Weight Control - regular exercise consumes calories that are converted into fat if not used. It also helps build lean muscle mass which burns calories faster than an equal amount of fat.
Cardiac Health - aerobic exercise in particular increases blood supply to the heart, increases the pumping efficiency of the heart and decreases the risk of both fatal and non-fatal heart attacks.
Blood Pressure - blood pressure is reduced by regular exercise combined with proper diet and weight control. Heavy weight lifting may cause temporary blood pressure rises during exercise which returns to normal with rest.
Stroke - exercise decreases the risk of stroke, the third leading cause of death in the United States.
Cholesterol - aerobic exercise decreases total cholesterol and triglyceride levels while raising HDL (good) cholesterol levels.
Cancer - colon cancer incidence is reduced in exercisers.
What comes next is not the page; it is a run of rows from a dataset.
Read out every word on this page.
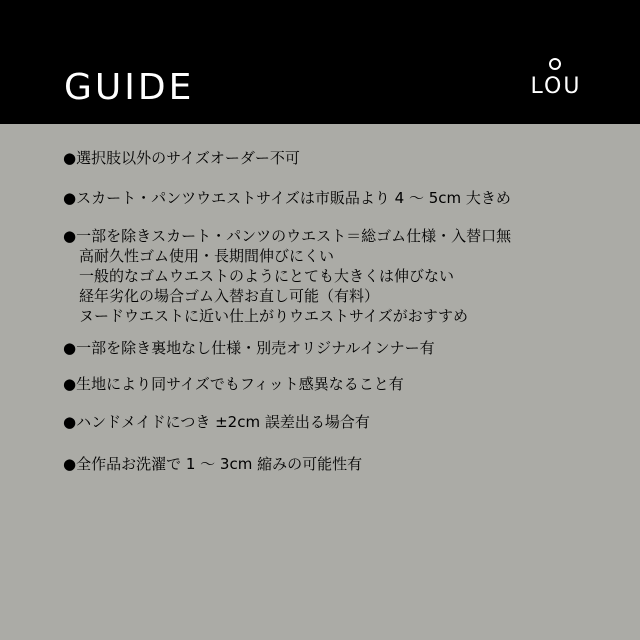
GUIDE	LOU
●選択肢以外のサイズオーダー不可
●スカート・パンツウエストサイズは市販品より 4 〜 5cm 大きめ
●一部を除きスカート・パンツのウエスト＝総ゴム仕様・入替口無
高耐久性ゴム使用・長期間伸びにくい
一般的なゴムウエストのようにとても大きくは伸びない
経年劣化の場合ゴム入替お直し可能（有料）
ヌードウエストに近い仕上がりウエストサイズがおすすめ
●一部を除き裏地なし仕様・別売オリジナルインナー有
●生地により同サイズでもフィット感異なること有
●ハンドメイドにつき ±2cm 誤差出る場合有
●全作品お洗濯で 1 〜 3cm 縮みの可能性有
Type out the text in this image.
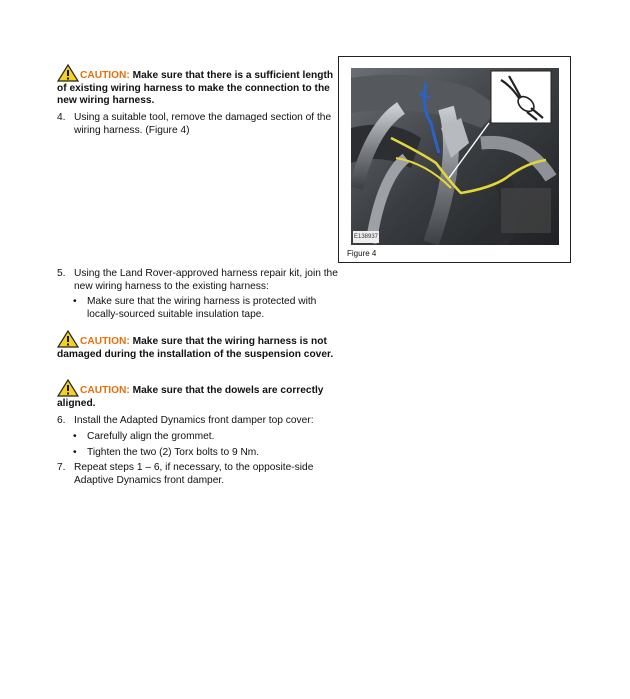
CAUTION: Make sure that there is a sufficient length of existing wiring harness to make the connection to the new wiring harness.
4. Using a suitable tool, remove the damaged section of the wiring harness. (Figure 4)
E138937
Figure 4
5. Using the Land Rover-approved harness repair kit, join the new wiring harness to the existing harness:
• Make sure that the wiring harness is protected with locally-sourced suitable insulation tape.
CAUTION: Make sure that the wiring harness is not damaged during the installation of the suspension cover.
CAUTION: Make sure that the dowels are correctly aligned.
6. Install the Adapted Dynamics front damper top cover:
• Carefully align the grommet.
• Tighten the two (2) Torx bolts to 9 Nm.
7. Repeat steps 1 – 6, if necessary, to the opposite-side Adaptive Dynamics front damper.
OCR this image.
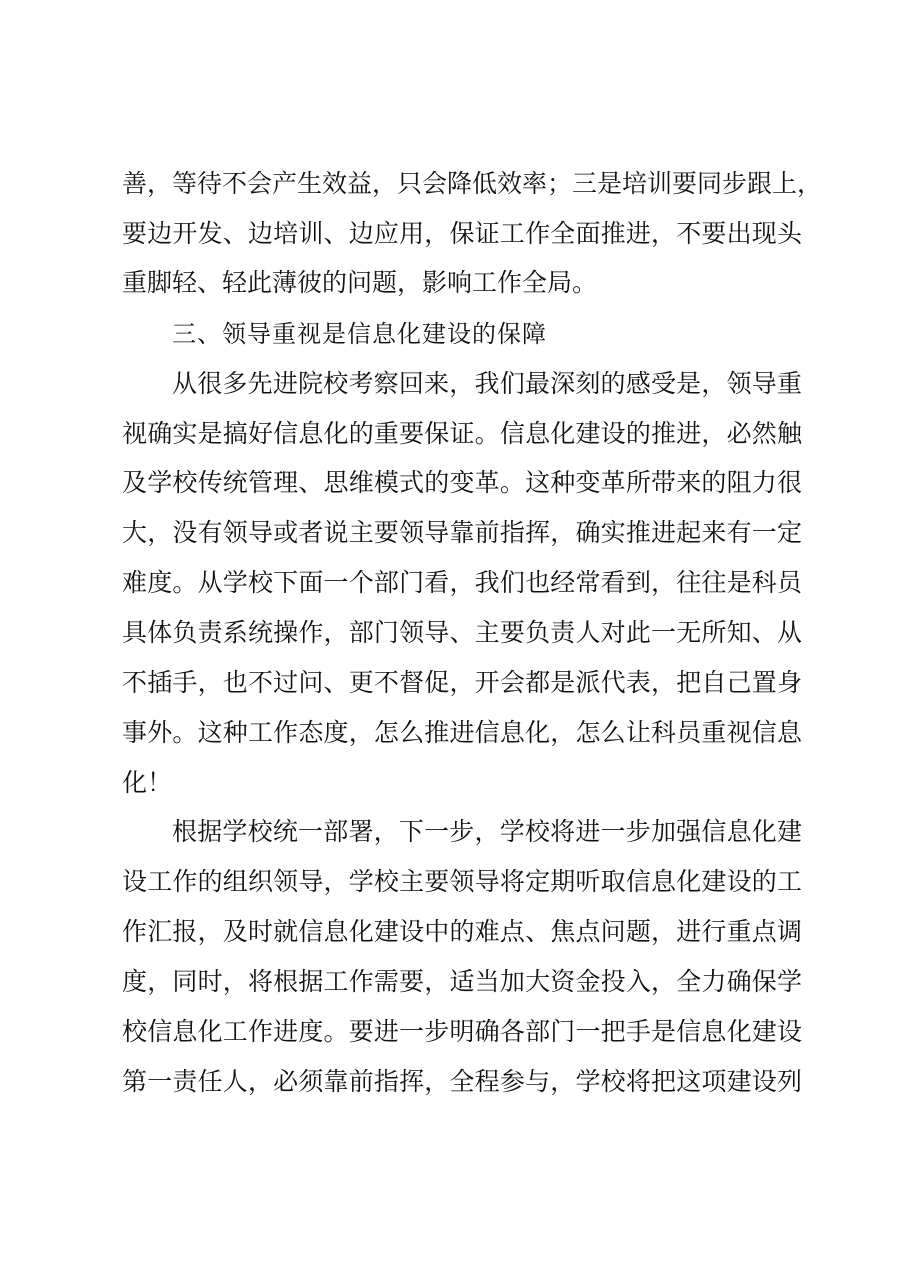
善，等待不会产生效益，只会降低效率；三是培训要同步跟上，
要边开发、边培训、边应用，保证工作全面推进，不要出现头
重脚轻、轻此薄彼的问题，影响工作全局。
三、领导重视是信息化建设的保障
从很多先进院校考察回来，我们最深刻的感受是，领导重
视确实是搞好信息化的重要保证。信息化建设的推进，必然触
及学校传统管理、思维模式的变革。这种变革所带来的阻力很
大，没有领导或者说主要领导靠前指挥，确实推进起来有一定
难度。从学校下面一个部门看，我们也经常看到，往往是科员
具体负责系统操作，部门领导、主要负责人对此一无所知、从
不插手，也不过问、更不督促，开会都是派代表，把自己置身
事外。这种工作态度，怎么推进信息化，怎么让科员重视信息
化！
根据学校统一部署，下一步，学校将进一步加强信息化建
设工作的组织领导，学校主要领导将定期听取信息化建设的工
作汇报，及时就信息化建设中的难点、焦点问题，进行重点调
度，同时，将根据工作需要，适当加大资金投入，全力确保学
校信息化工作进度。要进一步明确各部门一把手是信息化建设
第一责任人，必须靠前指挥，全程参与，学校将把这项建设列
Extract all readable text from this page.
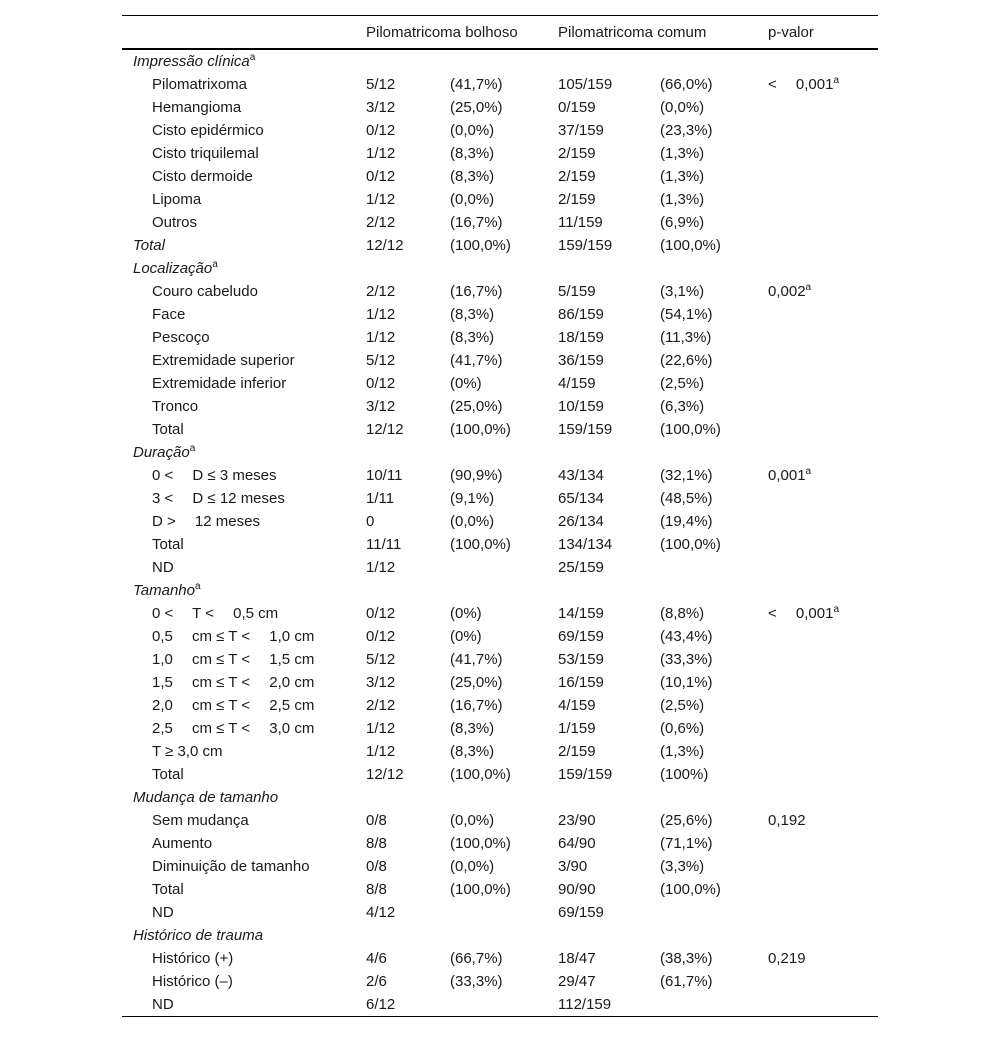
	Pilomatricoma bolhoso		Pilomatricoma comum		p-valor
Impressão clínica$^a$
Pilomatrixoma	5/12	(41,7%)	105/159	(66,0%)	<  0,001$^a$
Hemangioma	3/12	(25,0%)	0/159	(0,0%)	
Cisto epidérmico	0/12	(0,0%)	37/159	(23,3%)	
Cisto triquilemal	1/12	(8,3%)	2/159	(1,3%)	
Cisto dermoide	0/12	(8,3%)	2/159	(1,3%)	
Lipoma	1/12	(0,0%)	2/159	(1,3%)	
Outros	2/12	(16,7%)	11/159	(6,9%)	
Total	12/12	(100,0%)	159/159	(100,0%)	
Localização$^a$
Couro cabeludo	2/12	(16,7%)	5/159	(3,1%)	0,002$^a$
Face	1/12	(8,3%)	86/159	(54,1%)	
Pescoço	1/12	(8,3%)	18/159	(11,3%)	
Extremidade superior	5/12	(41,7%)	36/159	(22,6%)	
Extremidade inferior	0/12	(0%)	4/159	(2,5%)	
Tronco	3/12	(25,0%)	10/159	(6,3%)	
Total	12/12	(100,0%)	159/159	(100,0%)	
Duração$^a$
0 <  D ≤ 3 meses	10/11	(90,9%)	43/134	(32,1%)	0,001$^a$
3 <  D ≤ 12 meses	1/11	(9,1%)	65/134	(48,5%)	
D >  12 meses	0	(0,0%)	26/134	(19,4%)	
Total	11/11	(100,0%)	134/134	(100,0%)	
ND	1/12		25/159		
Tamanho$^a$
0 <  T <  0,5 cm	0/12	(0%)	14/159	(8,8%)	<  0,001$^a$
0,5  cm ≤ T <  1,0 cm	0/12	(0%)	69/159	(43,4%)	
1,0  cm ≤ T <  1,5 cm	5/12	(41,7%)	53/159	(33,3%)	
1,5  cm ≤ T <  2,0 cm	3/12	(25,0%)	16/159	(10,1%)	
2,0  cm ≤ T <  2,5 cm	2/12	(16,7%)	4/159	(2,5%)	
2,5  cm ≤ T <  3,0 cm	1/12	(8,3%)	1/159	(0,6%)	
T ≥ 3,0 cm	1/12	(8,3%)	2/159	(1,3%)	
Total	12/12	(100,0%)	159/159	(100%)	
Mudança de tamanho					
Sem mudança	0/8	(0,0%)	23/90	(25,6%)	0,192
Aumento	8/8	(100,0%)	64/90	(71,1%)	
Diminuição de tamanho	0/8	(0,0%)	3/90	(3,3%)	
Total	8/8	(100,0%)	90/90	(100,0%)	
ND	4/12		69/159		
Histórico de trauma					
Histórico (+)	4/6	(66,7%)	18/47	(38,3%)	0,219
Histórico (–)	2/6	(33,3%)	29/47	(61,7%)	
ND	6/12		112/159		
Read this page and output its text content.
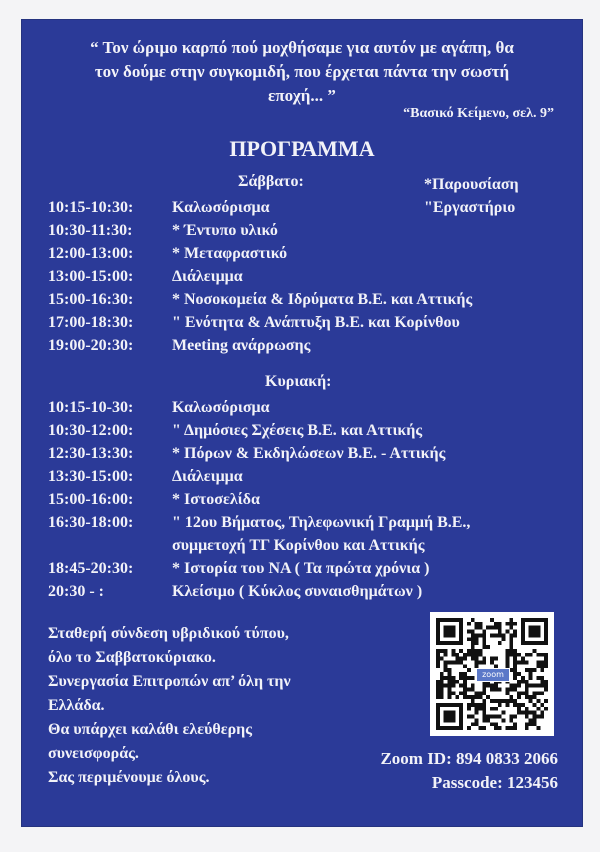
“ Τον ώριμο καρπό πού μοχθήσαμε για αυτόν με αγάπη, θα
τον δούμε στην συγκομιδή, που έρχεται πάντα την σωστή
εποχή... ”
“Βασικό Κείμενο, σελ. 9”
ΠΡΟΓΡΑΜΜΑ
*Παρουσίαση
"Εργαστήριο
Σάββατο:
10:15-10:30:	Καλωσόρισμα
10:30-11:30:	* Έντυπο υλικό
12:00-13:00:	* Μεταφραστικό
13:00-15:00:	Διάλειμμα
15:00-16:30:	* Νοσοκομεία & Ιδρύματα Β.Ε. και Αττικής
17:00-18:30:	" Ενότητα & Ανάπτυξη Β.Ε. και Κορίνθου
19:00-20:30:	Meeting ανάρρωσης
Κυριακή:
10:15-10-30:	Καλωσόρισμα
10:30-12:00:	" Δημόσιες Σχέσεις Β.Ε. και Αττικής
12:30-13:30:	* Πόρων & Εκδηλώσεων Β.Ε. - Αττικής
13:30-15:00:	Διάλειμμα
15:00-16:00:	* Ιστοσελίδα
16:30-18:00:	" 12ου Βήματος, Τηλεφωνική Γραμμή Β.Ε.,
συμμετοχή ΤΓ Κορίνθου και Αττικής
18:45-20:30:	* Ιστορία του ΝΑ ( Τα πρώτα χρόνια )
20:30 - :	Κλείσιμο ( Κύκλος συναισθημάτων )
Σταθερή σύνδεση υβριδικού τύπου,
όλο το Σαββατοκύριακο.
Συνεργασία Επιτροπών απ’ όλη την
Ελλάδα.
Θα υπάρχει καλάθι ελεύθερης
συνεισφοράς.
Σας περιμένουμε όλους.
zoom
Zoom ID: 894 0833 2066
Passcode: 123456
Other cancers may also be reduced by exercise and fat reduction, such as breast and prostate cancer.
Blood Sugar / Diabetes - exercise burns calories and helps control blood sugar, possibly reducing the need for diabetic medications and reducing the complications of diabetes.
Osteoporosis / Bone Loss - weight bearing exercise reduces the rate of bone loss in older Americans, adds bone mass to younger people and reduces the risk of fractures and collapse of bones of the spine.
Mood and Depression - exercise increases endorphins and other "pleasure chemicals" of the brain, reduces effects of stress and anxiety, improves mood.
Sleep - sleep studies indicate exercise improves quality of sleep and aids in falling asleep.
Back Pain - stretching and abdominal exercises reduce the risk of chronic low back pain and improve posture.
Physical Appearance and Energy- through weight loss and muscle toning, exercise firms up the body, while blood count improves giving more daily energy and stamina.
Mental Function - exercise improves mental activities, particularly when taking breaks during busy days.